Na górze ekranu znajduje się Dynamiczna Wyspa, która zadebiutowała w zeszłym roku w wersjach Pro iPhone’a 14 (w tym roku mają ją już wszystkie wersje piętnastki, czyli również iPhone 15 i iPhone 15 Plus). To ta czarna pastylka, która zakrywa kamerkę do selfie oraz skaner twarzy i jest jednocześnie interaktywnym ficzerem współpracującym z różnymi aplikacjami. Na razie są to w dużej mierze wyłącznie natywne aplikacje Apple, choć jej możliwości wykorzystuje np. Spotify. O tym, jak działa Dynamiczna Wyspa, pisałem szerzej w recenzji iPhone’a 14 Pro.

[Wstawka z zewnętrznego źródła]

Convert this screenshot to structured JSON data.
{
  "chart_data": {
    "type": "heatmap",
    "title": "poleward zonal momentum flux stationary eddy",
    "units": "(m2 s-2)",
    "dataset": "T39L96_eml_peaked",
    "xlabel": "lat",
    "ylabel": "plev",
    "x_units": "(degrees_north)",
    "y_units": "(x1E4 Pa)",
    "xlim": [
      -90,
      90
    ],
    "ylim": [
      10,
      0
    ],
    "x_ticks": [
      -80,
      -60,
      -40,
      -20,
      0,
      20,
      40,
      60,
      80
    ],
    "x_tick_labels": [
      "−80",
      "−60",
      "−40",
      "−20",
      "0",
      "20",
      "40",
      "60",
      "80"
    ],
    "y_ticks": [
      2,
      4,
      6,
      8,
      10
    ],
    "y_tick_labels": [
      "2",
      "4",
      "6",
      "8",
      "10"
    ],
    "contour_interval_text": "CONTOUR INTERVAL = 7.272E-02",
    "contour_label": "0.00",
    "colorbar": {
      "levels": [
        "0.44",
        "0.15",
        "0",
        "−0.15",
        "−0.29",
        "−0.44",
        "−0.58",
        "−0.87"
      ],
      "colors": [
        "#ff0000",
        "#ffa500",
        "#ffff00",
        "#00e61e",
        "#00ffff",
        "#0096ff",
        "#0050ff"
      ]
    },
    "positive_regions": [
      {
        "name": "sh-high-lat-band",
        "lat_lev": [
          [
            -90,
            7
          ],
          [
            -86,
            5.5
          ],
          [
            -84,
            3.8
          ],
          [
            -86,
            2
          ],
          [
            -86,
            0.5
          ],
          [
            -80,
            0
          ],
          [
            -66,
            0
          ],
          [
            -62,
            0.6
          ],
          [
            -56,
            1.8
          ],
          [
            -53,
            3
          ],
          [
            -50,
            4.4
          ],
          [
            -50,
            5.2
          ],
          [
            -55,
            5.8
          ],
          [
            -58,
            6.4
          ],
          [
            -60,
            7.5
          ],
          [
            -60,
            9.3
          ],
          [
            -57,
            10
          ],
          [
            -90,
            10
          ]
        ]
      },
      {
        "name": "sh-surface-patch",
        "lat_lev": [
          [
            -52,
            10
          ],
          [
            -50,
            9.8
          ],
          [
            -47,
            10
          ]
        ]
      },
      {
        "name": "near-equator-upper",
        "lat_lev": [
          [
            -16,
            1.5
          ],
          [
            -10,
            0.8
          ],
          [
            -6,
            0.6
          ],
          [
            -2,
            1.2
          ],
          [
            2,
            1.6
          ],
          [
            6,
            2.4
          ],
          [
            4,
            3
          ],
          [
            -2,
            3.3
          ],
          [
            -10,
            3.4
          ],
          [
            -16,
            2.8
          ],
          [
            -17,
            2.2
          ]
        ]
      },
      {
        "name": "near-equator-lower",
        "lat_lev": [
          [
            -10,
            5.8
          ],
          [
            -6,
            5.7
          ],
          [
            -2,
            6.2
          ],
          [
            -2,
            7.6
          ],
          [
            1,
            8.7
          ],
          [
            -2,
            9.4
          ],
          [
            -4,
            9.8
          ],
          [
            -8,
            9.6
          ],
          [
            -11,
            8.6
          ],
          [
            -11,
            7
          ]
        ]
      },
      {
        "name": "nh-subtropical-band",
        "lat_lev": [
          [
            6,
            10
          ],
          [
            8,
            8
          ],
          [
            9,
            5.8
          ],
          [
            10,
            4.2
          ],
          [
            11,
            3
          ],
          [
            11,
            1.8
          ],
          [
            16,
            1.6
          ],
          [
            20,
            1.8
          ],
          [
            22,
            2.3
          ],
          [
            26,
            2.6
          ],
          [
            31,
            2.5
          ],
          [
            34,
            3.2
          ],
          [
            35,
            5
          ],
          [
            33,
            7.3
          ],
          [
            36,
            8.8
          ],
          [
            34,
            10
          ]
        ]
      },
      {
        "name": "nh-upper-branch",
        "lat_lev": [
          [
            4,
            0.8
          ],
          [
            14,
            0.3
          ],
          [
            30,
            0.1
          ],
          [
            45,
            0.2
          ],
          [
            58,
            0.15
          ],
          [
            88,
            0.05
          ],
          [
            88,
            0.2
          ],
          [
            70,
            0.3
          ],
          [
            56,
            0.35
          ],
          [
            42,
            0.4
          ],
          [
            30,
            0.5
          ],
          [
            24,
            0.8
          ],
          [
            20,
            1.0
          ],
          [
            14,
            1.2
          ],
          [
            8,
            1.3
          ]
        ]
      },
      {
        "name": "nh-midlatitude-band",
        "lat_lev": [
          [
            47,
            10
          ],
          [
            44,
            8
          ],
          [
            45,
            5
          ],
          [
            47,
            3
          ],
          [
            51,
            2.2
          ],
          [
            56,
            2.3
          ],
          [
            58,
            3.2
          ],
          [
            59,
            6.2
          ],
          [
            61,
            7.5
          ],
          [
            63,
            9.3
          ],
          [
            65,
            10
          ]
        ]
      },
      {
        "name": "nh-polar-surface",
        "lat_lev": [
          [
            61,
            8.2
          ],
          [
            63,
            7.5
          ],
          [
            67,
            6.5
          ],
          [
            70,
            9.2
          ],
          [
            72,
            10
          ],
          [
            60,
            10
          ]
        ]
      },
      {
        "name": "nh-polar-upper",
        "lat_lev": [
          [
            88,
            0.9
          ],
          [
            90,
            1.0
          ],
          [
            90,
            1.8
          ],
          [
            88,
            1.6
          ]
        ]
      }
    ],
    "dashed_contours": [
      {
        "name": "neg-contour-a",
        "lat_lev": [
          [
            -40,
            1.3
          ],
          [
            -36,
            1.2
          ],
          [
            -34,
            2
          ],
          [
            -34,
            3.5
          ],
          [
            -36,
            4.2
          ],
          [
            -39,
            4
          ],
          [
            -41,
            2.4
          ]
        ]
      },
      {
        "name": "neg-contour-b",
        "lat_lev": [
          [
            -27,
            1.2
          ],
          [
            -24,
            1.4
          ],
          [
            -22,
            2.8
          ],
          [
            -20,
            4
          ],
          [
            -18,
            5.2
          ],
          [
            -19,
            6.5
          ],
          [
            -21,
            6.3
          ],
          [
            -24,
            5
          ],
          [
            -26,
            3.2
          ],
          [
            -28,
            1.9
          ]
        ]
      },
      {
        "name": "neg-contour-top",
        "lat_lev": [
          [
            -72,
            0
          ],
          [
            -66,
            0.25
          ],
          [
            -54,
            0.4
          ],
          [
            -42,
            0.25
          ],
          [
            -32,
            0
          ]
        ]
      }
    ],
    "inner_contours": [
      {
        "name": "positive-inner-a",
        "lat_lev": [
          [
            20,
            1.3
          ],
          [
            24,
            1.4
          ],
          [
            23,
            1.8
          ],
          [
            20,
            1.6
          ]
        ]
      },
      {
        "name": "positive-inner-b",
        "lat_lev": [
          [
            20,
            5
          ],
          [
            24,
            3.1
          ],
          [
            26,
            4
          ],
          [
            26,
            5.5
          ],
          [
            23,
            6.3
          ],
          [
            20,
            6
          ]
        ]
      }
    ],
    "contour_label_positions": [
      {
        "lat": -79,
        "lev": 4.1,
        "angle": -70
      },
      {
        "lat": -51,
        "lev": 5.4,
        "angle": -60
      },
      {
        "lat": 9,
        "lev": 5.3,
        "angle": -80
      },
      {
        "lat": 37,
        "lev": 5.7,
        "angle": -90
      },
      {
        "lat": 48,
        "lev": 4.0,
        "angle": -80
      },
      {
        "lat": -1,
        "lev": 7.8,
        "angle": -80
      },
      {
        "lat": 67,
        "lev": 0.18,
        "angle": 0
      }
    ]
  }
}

Także podobnie jak w przypadku poprzedniej generacji smartfonów Pro od Apple iPhone 15 Pro Max ma adaptacyjne odświeżanie ekranu 120 Hz może się obniżać do nawet 1 Hz przy włączonej funkcji niegasnącego ekranu. W iPhone’ach zablokowany ekran nie jest całkowicie czarny z widocznymi na nim takimi informacjami jak data czy godzina, tylko przyciemniony. Odświeżanie 120 Hz jest szczególnie przydatne podczas grania w gry i spisuje się świetnie.

  • 5 999 zł
  • 5 999 zł
  • 7 199 zł
  • 7 199 zł
  • 6 999 zł


Szybkość, Ray Tracing i gry AAA

iPhone 15 Pro Max działa niezwykle szybko i płynnie, za co odpowiedzialny jest procesor Apple A17 Pro (a wspiera go w tym 8 GB pamięci operacyjnej LPDDR5). Został wykonany w procesie technologicznym 3 nm i pod tym względem jest na rynku rodzynkiem. W przypadku procesora A16 Bionic, w który wyposażone były iPhone’y 14 Pro i 14 Pro Max, były to 4 nm. I choć liczba rdzeni w obu chipsetach jest taka sama (6), to Apple A17 Pro jest o mniej więcej 10% szybszy. Potwierdzają to testy przeprowadzone przeze mnie w Geekbench 6. Wyższość iPhone’a 15 Pro Max nad poprzednikiem jest dobrze widoczna na poniższych screenach.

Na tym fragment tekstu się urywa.